Obviamente, tendo sido um dos objetivos governamentais a redução da inflação,
as previsões costumavam ser demasiadamente otimistas. Da conseqüente
subestimação do comportamento da inflação, resultou substancial queda no poder
de compra dos salários; mormente no do salário-mínimo, o que foi cognominado de
política de arrocho salarial.
Com
a Lei nº 6.147, de 29 de dezembro de 1974, procurou-se compensar, a cada
reajuste, o erro da estimativa da inflação ocorrida no reajuste anterior.
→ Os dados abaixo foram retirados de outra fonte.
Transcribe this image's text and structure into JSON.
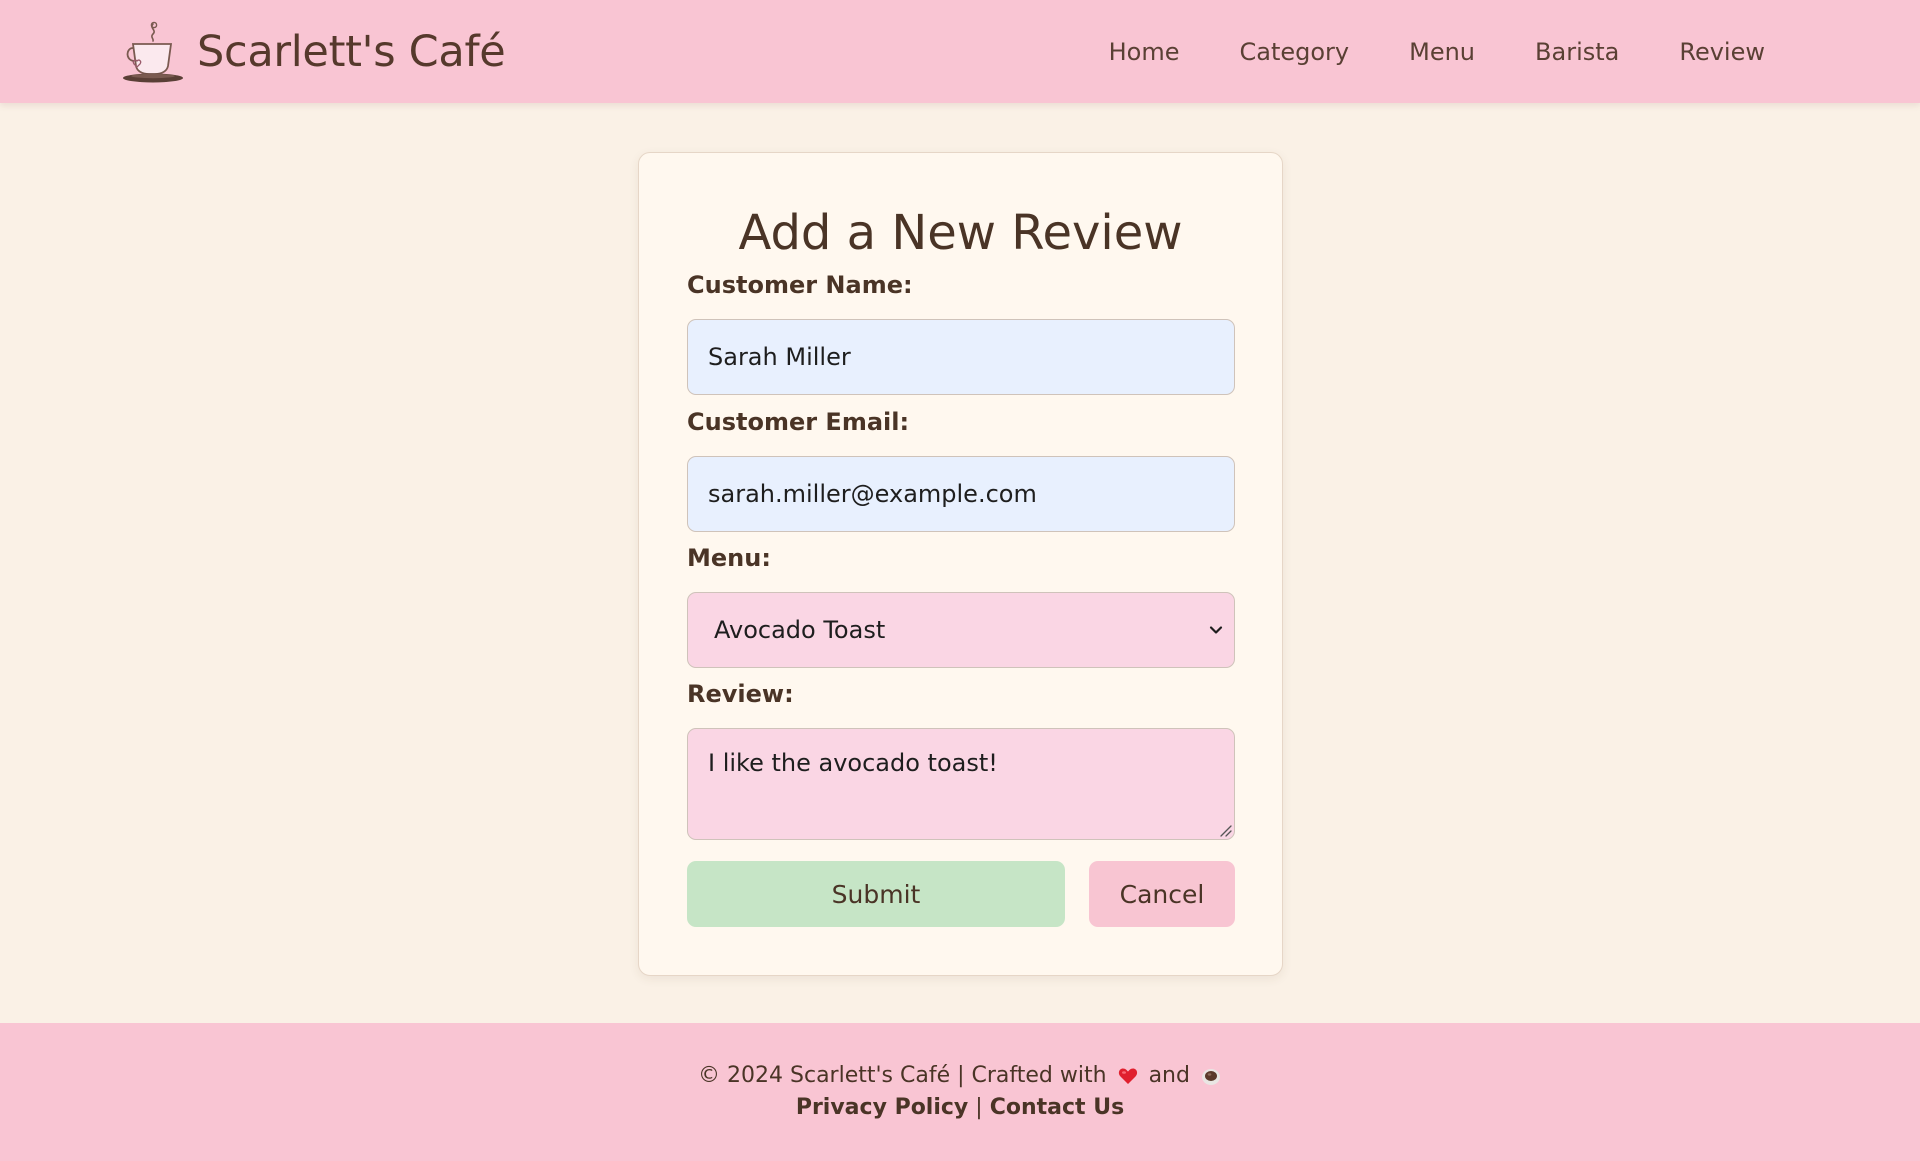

Com
isto, passou-se a ter, efetivamente, embora ainda atenuada, uma indexação
salarial. Mais tarde, já no governo Figueiredo, através da Lei nº 6.708, de 30
de outubro de 1979, os salários passaram a ser reajustados semestralmente, de
acordo com a variação observada do Índice de Preços ao Consumidor (IPC), e de
acordo com uma escala surrealista. Assim é que, até três vezes o valor do
maior salário-mínimo, tinha-se um acréscimo adicional de 10%; na faixa de três
a dez salários-mínimos, o reajuste era integral; e para salários acima de dez
salários-mínimos, a parte excedente recebia um redutor de 20% do índice de
reajuste. Se adotada ao pé da letra e se houvesse sido mantida, tal esdrúxula
sistemática faria com que todos os salários convergissem para 11,5
salários-mínimos. (cf. Baumgarten (1981)).
No
período que antecedeu o Plano Cruzado, tivemos oito diferentes versões de
normas de indexação dos salários; sendo que o Plano Cruzado chegou a instituir
o chamado gatilho salarial, segundo o qual os salários seriam automaticamente
reajustados toda vez que a inflação acumulada alcançasse 20%. Ademais, a cada
plano heterodoxo que se sucedeu, experimentaram-se distintas fórmulas de
reajustes salariais.
O
Sistema Financeiro de Habitação
Indubitavelmente,
devido à sua abrangência e seu impacto sobre ponderáveis parcelas da população,
a prática de indexação que mais ficou disseminada foi a relativa ao chamado
Sistema Financeiro de Habitação (SFH), cujo órgão gestor, o Banco Nacional de
Habilitação (BNH), chegou a ter sua sigla popularizada como sinônimo de
conjuntos habitacionais proletários.
Através
da Lei nº 4.380, de 21 de agosto de 1964, foi criado, juntamente com o
instituto do que se denominou de correção monetária dos contratos imobiliários,
o Banco Nacional de Habitação. Coube ao BNH as tarefas de orientar, disciplinar
e controlar o SFH, com o objetivo básico de promover a construção e aquisição
da casa própria, especialmente para as classes de menor renda.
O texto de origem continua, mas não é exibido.